Da die Großhandelspreise für Telefonie, SMS und mobile Daten ebenfalls (weiterhin) reguliert sein werden und weiter absinken, können damit auch Anbieter ohne eigenes Mobilfunknetz günstige Roaming-Angebote und so den etablierten Netzbetreibern Konkurrenz machen. "Die Betreiber stellen nach wie vor das Maximum in Rechnung. Die Anbieter hatten bislang keinerlei Anreize, geringere Preise als die Obergrenzen in Rechnung zu stellen", so EU-Kommissarin Neelie Kroes anlässlich der Präsentation ihrer Roaming-Pläne ("A better deal for roaming") in Brüssel.

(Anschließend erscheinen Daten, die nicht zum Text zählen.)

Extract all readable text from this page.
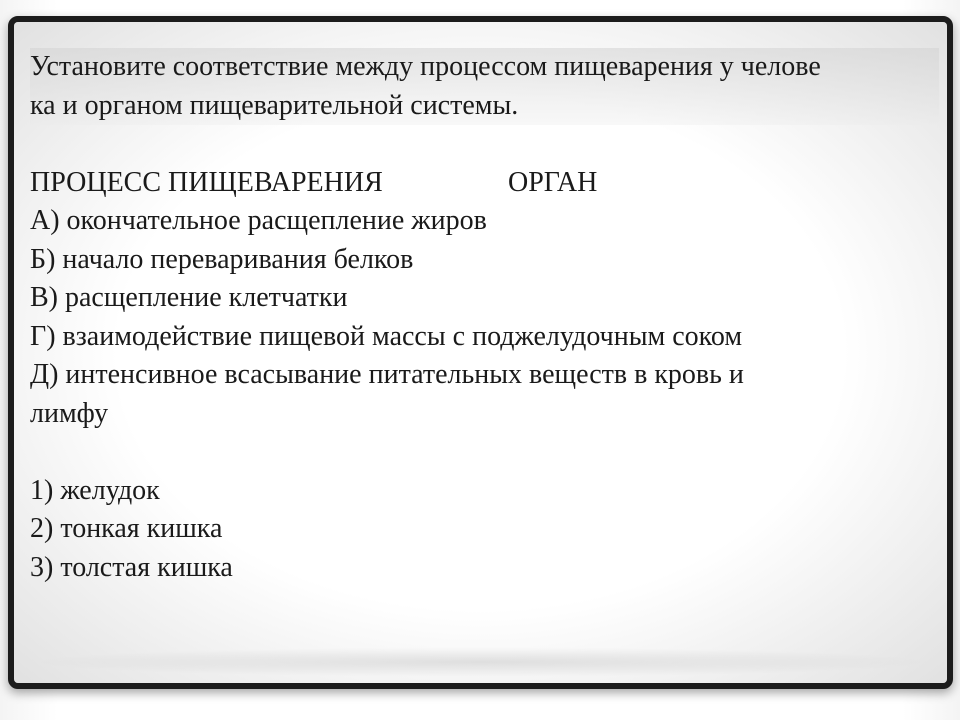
Установите соответствие между процессом пищеварения у челове
ка и органом пищеварительной системы.
ПРОЦЕСС ПИЩЕВАРЕНИЯ	ОРГАН
А) окончательное расщепление жиров
Б) начало переваривания белков
В) расщепление клетчатки
Г) взаимодействие пищевой массы с поджелудочным соком
Д) интенсивное всасывание питательных веществ в кровь и
лимфу
1) желудок
2) тонкая кишка
3) толстая кишка
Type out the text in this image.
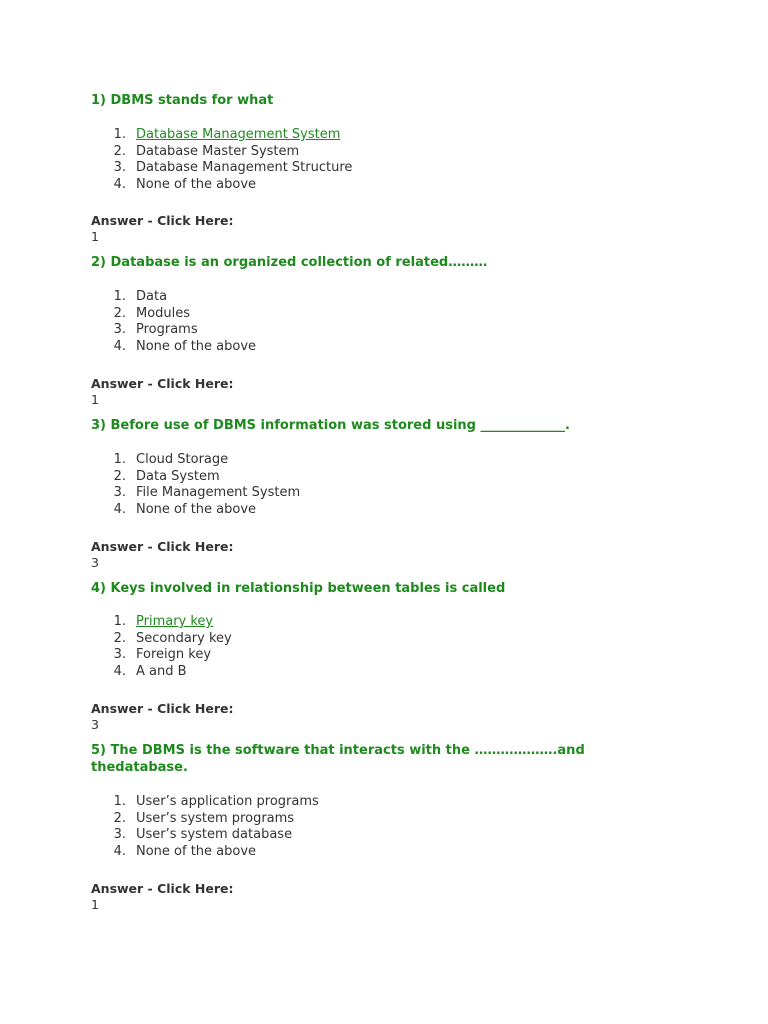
1) DBMS stands for what

1. Database Management System
2. Database Master System
3. Database Management Structure
4. None of the above

Answer - Click Here:

1

2) Database is an organized collection of related………

1. Data
2. Modules
3. Programs
4. None of the above

Answer - Click Here:

1

3) Before use of DBMS information was stored using _____________.

1. Cloud Storage
2. Data System
3. File Management System
4. None of the above

Answer - Click Here:

3

4) Keys involved in relationship between tables is called

1. Primary key
2. Secondary key
3. Foreign key
4. A and B

Answer - Click Here:

3

5) The DBMS is the software that interacts with the ……………….and thedatabase.

1. User’s application programs
2. User’s system programs
3. User’s system database
4. None of the above

Answer - Click Here:

1
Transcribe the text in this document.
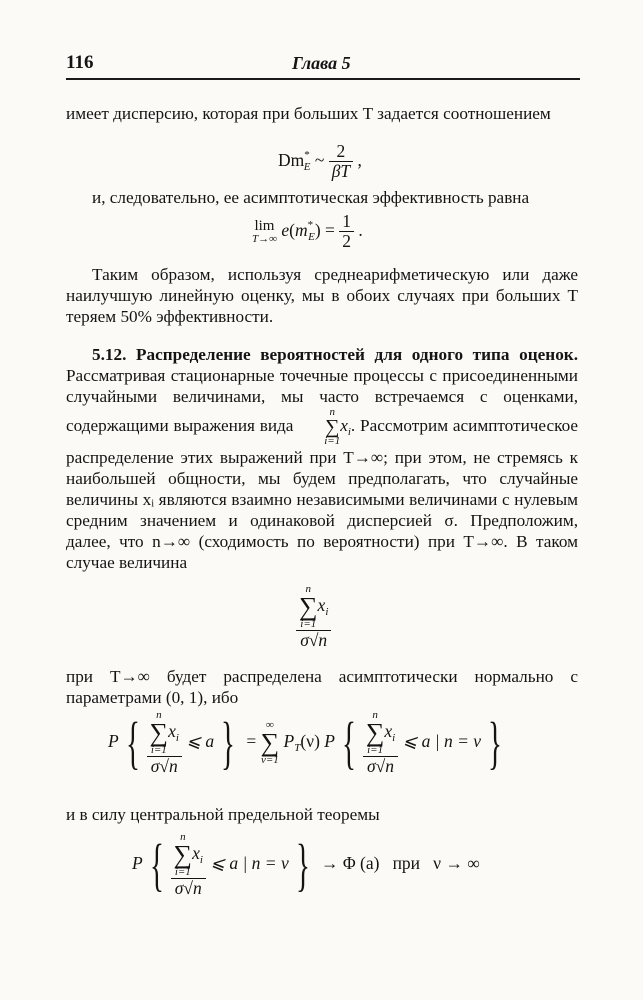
116	Глава 5
имеет дисперсию, которая при больших T задается соотношением
$Dm^*_E$ ~ $\frac{2}{\beta T}$ ,
и, следовательно, ее асимптотическая эффективность равна
lim
T→∞ $e(m^*_E) = \frac{1}{2}$ .
Таким образом, используя среднеарифметическую или даже наилучшую линейную оценку, мы в обоих случаях при больших T теряем 50% эффективности.
5.12. Распределение вероятностей для одного типа оценок. Рассматривая стационарные точечные процессы с присоединенными случайными величинами, мы часто встречаемся с оценками, содержащими выражения вида
n
∑
i=1
$x_i$. Рассмотрим асимптотическое распределение этих выражений при T→∞; при этом, не стремясь к наибольшей общности, мы будем предполагать, что случайные величины xᵢ являются взаимно независимыми величинами с нулевым средним значением и одинаковой дисперсией σ. Предположим, далее, что n→∞ (сходимость по вероятности) при T→∞. В таком случае величина
n
∑
i=1
$x_i$
σ√n
при T→∞ будет распределена асимптотически нормально с параметрами (0, 1), ибо
P { n
∑
i=1
$x_i$
σ√n ⩽ a } =
∞
∑
ν=1
$P_T(\nu)$ P { n
∑
i=1
$x_i$
σ√n ⩽ a | n = ν }
и в силу центральной предельной теоремы
P { n
∑
i=1
$x_i$
σ√n ⩽ a | n = ν } → Φ (a) при ν → ∞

Separate Roaming-Verträge mit Anbietern aus der ganzen EU möglich

"Wir wollen das Problem an der Wurzel packen", sagt Kroes. "Wir werden die Roaming-Abzocke stoppen und keine schnellen Profite zulasten des Verbrauchers mehr zulassen." Kunden sollen den Plänen der EU-Kommissions-Vizepräsidentin zufolge ab 1. Juli 2014 separate Roaming-Verträge neben ihrem heimischen Mobilfunk-Vertrag abschließen können (aber nicht müssen). Dabei sollen sie ihre Mobilfunknummer behalten und können für das Ausland somit separate Verträger mit anderen Anbietern - europaweit! - abschließen können.

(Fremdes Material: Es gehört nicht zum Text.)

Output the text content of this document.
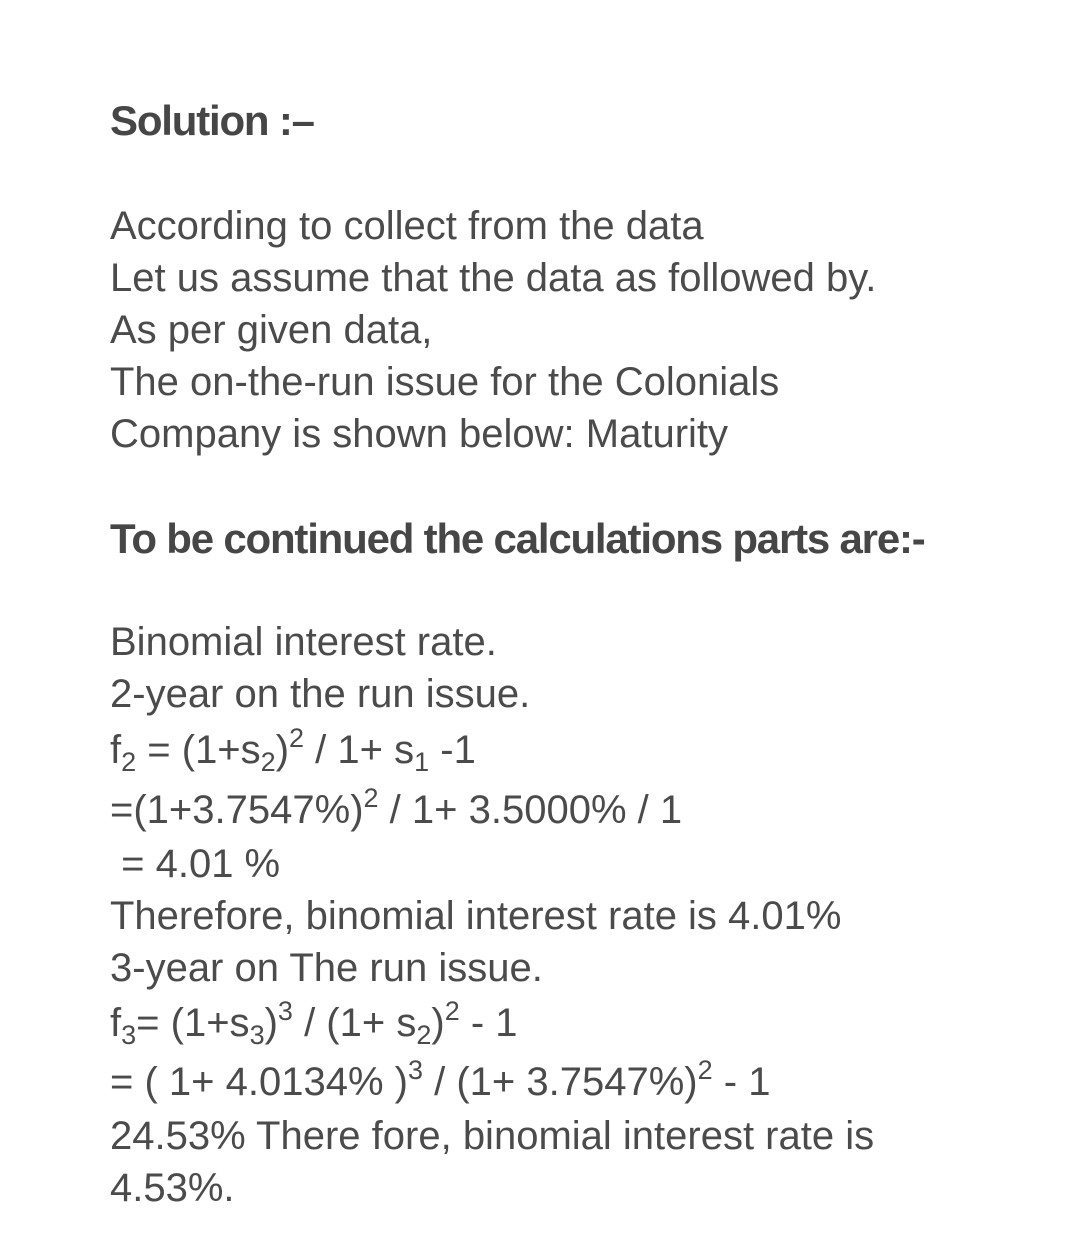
Solution :–
According to collect from the data
Let us assume that the data as followed by.
As per given data,
The on-the-run issue for the Colonials
Company is shown below: Maturity
To be continued the calculations parts are:-
Binomial interest rate.
2-year on the run issue.
$f_2 = (1+s_2)^2 / 1+ s_1$ -1
$=(1+3.7547\%)^2 / 1+ 3.5000\% / 1$
= 4.01 %
Therefore, binomial interest rate is 4.01%
3-year on The run issue.
$f_3= (1+s_3)^3 / (1+ s_2)^2 - 1$
= ( 1+ 4.0134% )$^3 / (1+ 3.7547\%)^2 - 1$
24.53% There fore, binomial interest rate is
4.53%.
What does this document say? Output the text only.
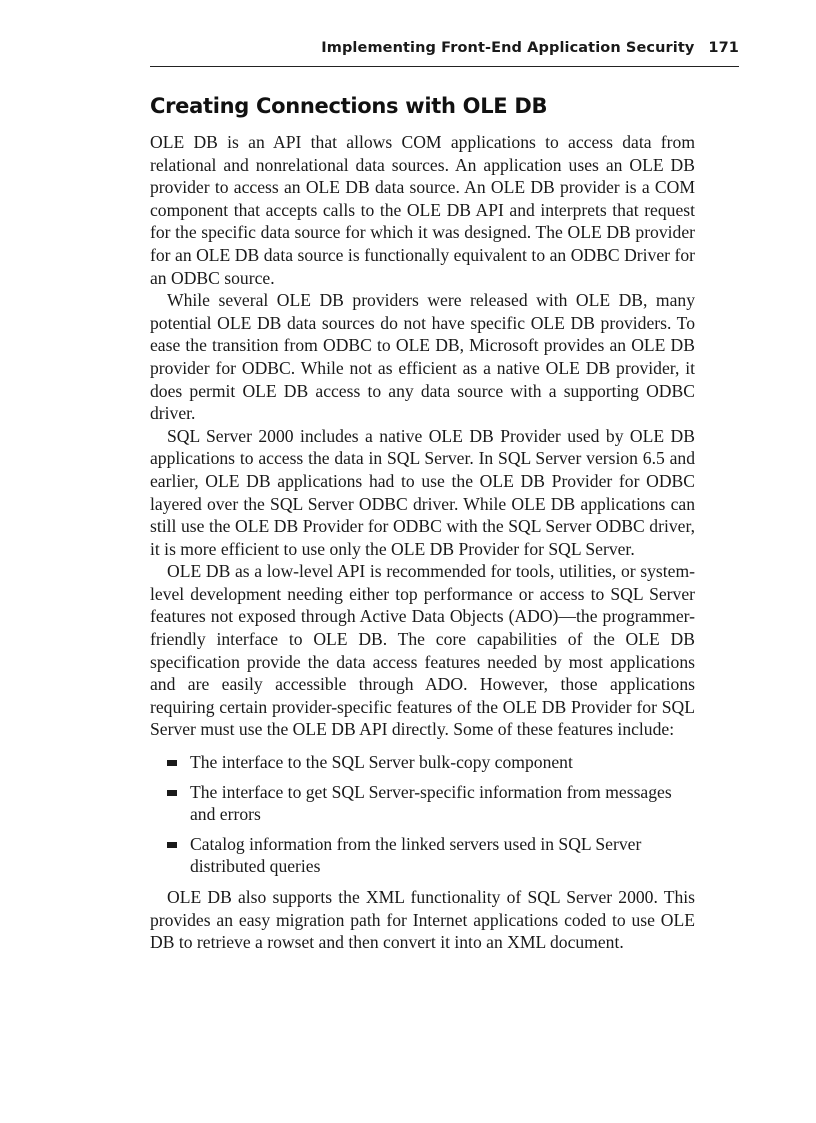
Implementing Front-End Application Security 171
Creating Connections with OLE DB

OLE DB is an API that allows COM applications to access data from relational and nonrelational data sources. An application uses an OLE DB provider to access an OLE DB data source. An OLE DB provider is a COM component that accepts calls to the OLE DB API and interprets that request for the specific data source for which it was designed. The OLE DB provider for an OLE DB data source is functionally equivalent to an ODBC Driver for an ODBC source.

While several OLE DB providers were released with OLE DB, many potential OLE DB data sources do not have specific OLE DB providers. To ease the transition from ODBC to OLE DB, Microsoft provides an OLE DB provider for ODBC. While not as efficient as a native OLE DB provider, it does permit OLE DB access to any data source with a supporting ODBC driver.

SQL Server 2000 includes a native OLE DB Provider used by OLE DB applications to access the data in SQL Server. In SQL Server version 6.5 and earlier, OLE DB applications had to use the OLE DB Provider for ODBC layered over the SQL Server ODBC driver. While OLE DB applications can still use the OLE DB Provider for ODBC with the SQL Server ODBC driver, it is more efficient to use only the OLE DB Provider for SQL Server.

OLE DB as a low-level API is recommended for tools, utilities, or system-level development needing either top performance or access to SQL Server features not exposed through Active Data Objects (ADO)—the programmer-friendly interface to OLE DB. The core capabilities of the OLE DB specification provide the data access features needed by most applications and are easily accessible through ADO. However, those applications requiring certain provider-specific features of the OLE DB Provider for SQL Server must use the OLE DB API directly. Some of these features include:

The interface to the SQL Server bulk-copy component
The interface to get SQL Server-specific information from messages and errors
Catalog information from the linked servers used in SQL Server distributed queries

OLE DB also supports the XML functionality of SQL Server 2000. This provides an easy migration path for Internet applications coded to use OLE DB to retrieve a rowset and then convert it into an XML document.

Der geplante neue Euro-Tarif für Verbraucher

Euro-Tarif seit 01.07.2011 ab 01.07.2012 ab 01.07.2013 ab 01.07.2014
Abgehende
Gespräche
41,65 1)
(netto: 35)
38,08
(netto: 32)
33,32
(netto: 28)
28,56
(netto: 24)
Ankommende
Gespräche
13,09 2)
(netto: 11)
13,09
(netto: 11)
11,90
(netto: 10
11,90
(netto: 10)
SMS 13,09
(netto: 11)
11,90
(netto: 10)
11,90
(netto: 10)
11,90
(netto: 10)
Mobile Daten 3) - 107,1
(netto: 90)
83,3
(netto: 70)
59,5
(netto: 50)
Preise in Cent pro Minute bzw. pro SMS oder MB.
1) Taktung: 30/1;   2) Taktung: 1/1;   3) Abrechnung im 1-kB-Takt

Bei Grenzübertritt soll Kroes zufolge dann "das Telefon (...) automatisch auf den jeweils gewählten Roaming-Betreiber umswitchen". Dabei müssen die nationalen Mobilfunk-Anbieter, bei denen der Verbraucher Kunde ist, auch aktiv über die Möglichkeit des Abschlusses separater Roaming-Verträge mit anderen Anbietern informieren. Hatte sich der Kunde zuvor aktiv für eine Roaming-Option seines Anbieters entschieden (exemplarisch sei das "Vodafone Reiseversprechen" genannt), kann der Heimatanbieter den Wechsel zu einem fremden Unternehmen aber um drei Monate verzögern - de facto also eine Kündigungsfrist von drei Monaten verlangen.

Kroes optimistisch in punkto Zustimmung der EU-Gremien

Der neuen EU-Roaming-Verordnung müssen das EU-Parlament und der EU-Ministerrat noch zustimmen. Hier gibt sich Neelie Kroes aber äußerst optimistisch: "Ich bin mir sicher, dass wir auf Unterstützung dieser Organisationen zählen können", so die Kommissarin.